I have below dataframe in Pandas:
Name | Branch | Class | Details |
---|---|---|---|
Vicky | CSE | IV | [ {“id” : “1234”,“entityType”:{ Name:”Parent” ,Type:”entity”},“name”:”Vikas”},{ “id” : “8974”, “entityType”:{Name:”Parent1”,Type:”entity1”},“name”:”Sachin”},{“id” : 5678”,“entityType”:{Name:”Parent2”,Type:”entity2” },“name”:”Sehwag”}] |
Now, The 4th Column has nested JSON String, i am trying to fetch just the Name field from the nested JSON , as shown below:
Name | Branch | Class | Details.0.Name | Details.1.Name | Details.2.Name |
---|---|---|---|---|---|
Vicky | CSE | IV | Vikas | Sachin | Sehwag |
Is there any way to do this using pandas ?
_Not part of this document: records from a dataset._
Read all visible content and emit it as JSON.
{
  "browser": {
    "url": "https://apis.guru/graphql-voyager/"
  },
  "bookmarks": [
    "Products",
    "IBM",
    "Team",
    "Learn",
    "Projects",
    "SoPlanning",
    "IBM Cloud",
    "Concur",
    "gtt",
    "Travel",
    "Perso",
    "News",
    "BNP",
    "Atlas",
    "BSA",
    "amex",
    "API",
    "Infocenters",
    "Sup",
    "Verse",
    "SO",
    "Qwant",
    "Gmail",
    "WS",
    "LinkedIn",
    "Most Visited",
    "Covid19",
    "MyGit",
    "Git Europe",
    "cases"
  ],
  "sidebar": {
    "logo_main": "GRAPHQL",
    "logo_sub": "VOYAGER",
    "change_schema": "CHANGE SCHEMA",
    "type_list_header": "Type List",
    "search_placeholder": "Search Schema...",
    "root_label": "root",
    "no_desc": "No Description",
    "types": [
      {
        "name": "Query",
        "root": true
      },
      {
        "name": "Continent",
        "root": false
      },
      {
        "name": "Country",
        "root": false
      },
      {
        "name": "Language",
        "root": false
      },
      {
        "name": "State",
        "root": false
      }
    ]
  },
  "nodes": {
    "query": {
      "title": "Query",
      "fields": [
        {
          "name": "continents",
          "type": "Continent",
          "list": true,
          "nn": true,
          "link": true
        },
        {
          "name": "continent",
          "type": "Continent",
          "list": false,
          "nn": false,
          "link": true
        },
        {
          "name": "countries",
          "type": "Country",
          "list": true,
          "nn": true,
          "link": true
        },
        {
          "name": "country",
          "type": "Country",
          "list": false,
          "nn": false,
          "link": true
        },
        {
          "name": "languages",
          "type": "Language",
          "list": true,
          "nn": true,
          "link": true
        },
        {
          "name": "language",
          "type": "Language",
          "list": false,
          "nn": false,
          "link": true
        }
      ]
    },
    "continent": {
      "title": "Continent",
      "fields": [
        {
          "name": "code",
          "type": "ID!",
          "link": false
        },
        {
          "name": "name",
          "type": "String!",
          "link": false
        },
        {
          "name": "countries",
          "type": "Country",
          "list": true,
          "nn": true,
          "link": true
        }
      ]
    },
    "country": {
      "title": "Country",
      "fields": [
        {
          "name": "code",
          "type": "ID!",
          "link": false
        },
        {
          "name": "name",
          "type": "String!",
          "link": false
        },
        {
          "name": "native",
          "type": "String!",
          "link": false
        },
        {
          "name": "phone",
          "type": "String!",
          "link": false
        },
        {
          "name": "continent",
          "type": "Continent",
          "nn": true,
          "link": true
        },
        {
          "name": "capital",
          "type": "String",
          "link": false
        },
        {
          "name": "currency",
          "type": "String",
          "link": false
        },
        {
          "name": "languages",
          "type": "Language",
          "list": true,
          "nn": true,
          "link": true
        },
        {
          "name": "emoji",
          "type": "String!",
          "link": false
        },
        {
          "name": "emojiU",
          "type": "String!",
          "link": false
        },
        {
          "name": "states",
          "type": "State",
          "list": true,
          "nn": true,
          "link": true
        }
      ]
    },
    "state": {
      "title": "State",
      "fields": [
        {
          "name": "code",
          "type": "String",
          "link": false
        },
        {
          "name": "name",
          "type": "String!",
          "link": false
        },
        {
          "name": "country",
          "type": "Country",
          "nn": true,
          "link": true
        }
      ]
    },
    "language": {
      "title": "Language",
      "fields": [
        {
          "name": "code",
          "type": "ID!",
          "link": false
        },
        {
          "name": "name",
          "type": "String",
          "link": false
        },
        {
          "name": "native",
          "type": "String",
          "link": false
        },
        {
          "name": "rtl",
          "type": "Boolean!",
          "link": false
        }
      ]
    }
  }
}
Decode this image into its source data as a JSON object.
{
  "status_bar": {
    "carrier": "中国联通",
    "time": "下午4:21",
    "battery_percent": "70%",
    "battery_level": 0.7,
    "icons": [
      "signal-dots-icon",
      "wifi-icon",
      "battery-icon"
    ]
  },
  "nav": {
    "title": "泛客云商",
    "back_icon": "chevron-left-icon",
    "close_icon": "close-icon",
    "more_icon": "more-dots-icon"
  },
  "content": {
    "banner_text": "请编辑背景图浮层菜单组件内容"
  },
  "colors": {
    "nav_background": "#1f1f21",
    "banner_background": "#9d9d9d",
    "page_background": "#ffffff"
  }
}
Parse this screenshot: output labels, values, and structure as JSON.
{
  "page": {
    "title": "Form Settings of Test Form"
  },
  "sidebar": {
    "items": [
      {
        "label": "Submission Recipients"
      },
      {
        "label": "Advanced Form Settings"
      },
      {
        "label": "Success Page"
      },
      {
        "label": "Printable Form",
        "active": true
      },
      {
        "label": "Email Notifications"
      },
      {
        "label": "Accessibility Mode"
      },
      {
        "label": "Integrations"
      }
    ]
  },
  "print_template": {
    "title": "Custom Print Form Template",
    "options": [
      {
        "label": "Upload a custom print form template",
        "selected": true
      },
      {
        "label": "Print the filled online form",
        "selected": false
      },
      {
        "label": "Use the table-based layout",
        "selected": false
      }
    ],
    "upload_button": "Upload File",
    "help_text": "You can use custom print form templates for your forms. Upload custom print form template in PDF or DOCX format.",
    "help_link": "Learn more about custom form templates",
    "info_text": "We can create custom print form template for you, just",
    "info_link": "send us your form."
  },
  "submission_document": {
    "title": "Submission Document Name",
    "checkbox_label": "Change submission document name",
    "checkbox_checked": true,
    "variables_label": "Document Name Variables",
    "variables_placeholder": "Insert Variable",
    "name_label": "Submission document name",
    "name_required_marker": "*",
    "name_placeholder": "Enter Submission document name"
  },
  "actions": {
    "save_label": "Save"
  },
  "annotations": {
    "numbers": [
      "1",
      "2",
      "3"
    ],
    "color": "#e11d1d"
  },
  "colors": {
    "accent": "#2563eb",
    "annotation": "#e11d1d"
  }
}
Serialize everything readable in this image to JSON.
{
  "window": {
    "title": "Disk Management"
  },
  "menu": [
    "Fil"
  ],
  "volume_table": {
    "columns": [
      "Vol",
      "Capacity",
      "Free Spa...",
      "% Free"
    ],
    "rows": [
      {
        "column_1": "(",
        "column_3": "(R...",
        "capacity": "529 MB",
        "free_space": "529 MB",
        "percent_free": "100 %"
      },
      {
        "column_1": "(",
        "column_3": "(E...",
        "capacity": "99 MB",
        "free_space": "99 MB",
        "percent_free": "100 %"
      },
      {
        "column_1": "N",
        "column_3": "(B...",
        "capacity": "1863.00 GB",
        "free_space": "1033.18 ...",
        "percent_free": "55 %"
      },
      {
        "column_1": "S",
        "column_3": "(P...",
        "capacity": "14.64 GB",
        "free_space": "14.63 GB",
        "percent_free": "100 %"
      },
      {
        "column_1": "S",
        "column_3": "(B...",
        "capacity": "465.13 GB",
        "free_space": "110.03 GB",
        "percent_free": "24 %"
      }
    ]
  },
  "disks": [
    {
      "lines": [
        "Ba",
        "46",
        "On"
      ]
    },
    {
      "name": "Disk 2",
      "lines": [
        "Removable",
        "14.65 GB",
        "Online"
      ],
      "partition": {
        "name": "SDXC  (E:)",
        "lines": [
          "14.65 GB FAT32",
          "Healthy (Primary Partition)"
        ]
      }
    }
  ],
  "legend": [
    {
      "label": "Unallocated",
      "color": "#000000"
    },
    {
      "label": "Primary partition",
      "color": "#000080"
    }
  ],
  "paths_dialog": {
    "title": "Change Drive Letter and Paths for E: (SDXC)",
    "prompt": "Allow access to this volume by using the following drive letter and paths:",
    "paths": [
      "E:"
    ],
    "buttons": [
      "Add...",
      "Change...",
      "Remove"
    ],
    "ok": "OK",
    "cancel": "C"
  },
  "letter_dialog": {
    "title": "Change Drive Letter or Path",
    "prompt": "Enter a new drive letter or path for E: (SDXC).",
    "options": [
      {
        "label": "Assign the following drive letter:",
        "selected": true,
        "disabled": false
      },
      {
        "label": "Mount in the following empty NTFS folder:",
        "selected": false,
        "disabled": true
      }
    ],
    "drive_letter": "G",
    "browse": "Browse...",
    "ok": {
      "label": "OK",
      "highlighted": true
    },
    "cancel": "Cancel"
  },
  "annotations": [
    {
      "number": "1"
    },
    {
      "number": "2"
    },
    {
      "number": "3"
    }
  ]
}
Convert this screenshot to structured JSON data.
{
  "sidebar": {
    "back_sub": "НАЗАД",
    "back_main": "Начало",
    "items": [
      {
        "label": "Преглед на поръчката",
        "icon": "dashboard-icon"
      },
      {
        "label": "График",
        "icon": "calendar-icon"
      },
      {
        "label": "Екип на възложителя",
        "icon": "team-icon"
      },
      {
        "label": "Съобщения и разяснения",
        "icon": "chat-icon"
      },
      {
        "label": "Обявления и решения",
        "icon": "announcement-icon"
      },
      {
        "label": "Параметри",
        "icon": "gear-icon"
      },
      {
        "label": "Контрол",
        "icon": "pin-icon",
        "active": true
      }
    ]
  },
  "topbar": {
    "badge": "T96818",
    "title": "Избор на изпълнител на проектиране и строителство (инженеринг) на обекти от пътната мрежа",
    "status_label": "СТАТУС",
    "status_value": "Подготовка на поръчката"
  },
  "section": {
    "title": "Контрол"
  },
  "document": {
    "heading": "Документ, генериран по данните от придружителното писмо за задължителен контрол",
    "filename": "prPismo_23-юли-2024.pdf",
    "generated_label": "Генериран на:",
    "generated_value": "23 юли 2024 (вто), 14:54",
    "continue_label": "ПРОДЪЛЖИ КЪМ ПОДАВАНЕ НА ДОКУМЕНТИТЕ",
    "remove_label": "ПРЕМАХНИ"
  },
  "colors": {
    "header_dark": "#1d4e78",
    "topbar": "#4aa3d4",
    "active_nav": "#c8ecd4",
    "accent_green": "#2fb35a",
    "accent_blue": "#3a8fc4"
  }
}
CodePudding user response:
-------Updated Answer after Question Revised-----------
Knowing that you want to extract the name field for all of the objects in the Details column, you could try the below:
df["Detail_Names"] = df["Details"].apply(lambda x: [o["name"] for o in x])
df2 = pd.DataFrame(df["Detail_Names"].tolist())
df.merge(df2, left_index=True, right_index=True, how="outer").drop(["Details", "Detail_Names"], axis=1)
And if your "Details" column actually contains a string of JSON, then the first line would change to the following in order to convert the JSON string into a list first:
df["Details"] = df["Details"].apply(lambda x: [o["name"] for o in json.loads(x)])
(Note that I didn't bother rename the new columns.)
-----------Original Answer-----------------
If your "Details" column is a string data type that contains a JSON encoded string, then you might be able to use the following to extract into a new Series the "name" property of the 3rd object, using the built-in json library to decode the JSON string in each row to an object:
df["Details"].apply(lambda x: json.loads(x)[2]["name"])
On the other hand, if your column already contains a dict object from decoding of the json string, then you could do this:
df["Details"].apply(lambda x: x[2]["name"])
Here is a prior SO thread that might also provide some alternative ways to work with JSON in a DataFrame that use Pandas built-in methods, but I'm not sure if this works with a JSON array - it might only work with a JSON object in the column/Series. Looks like this is focused on splitting all the JSON elements into new columns, rather than extracting a specific one, but maybe there is a way to use this. If so, it might be more performant than my above suggestions using the apply function, particularly if you have a very large DataFrame.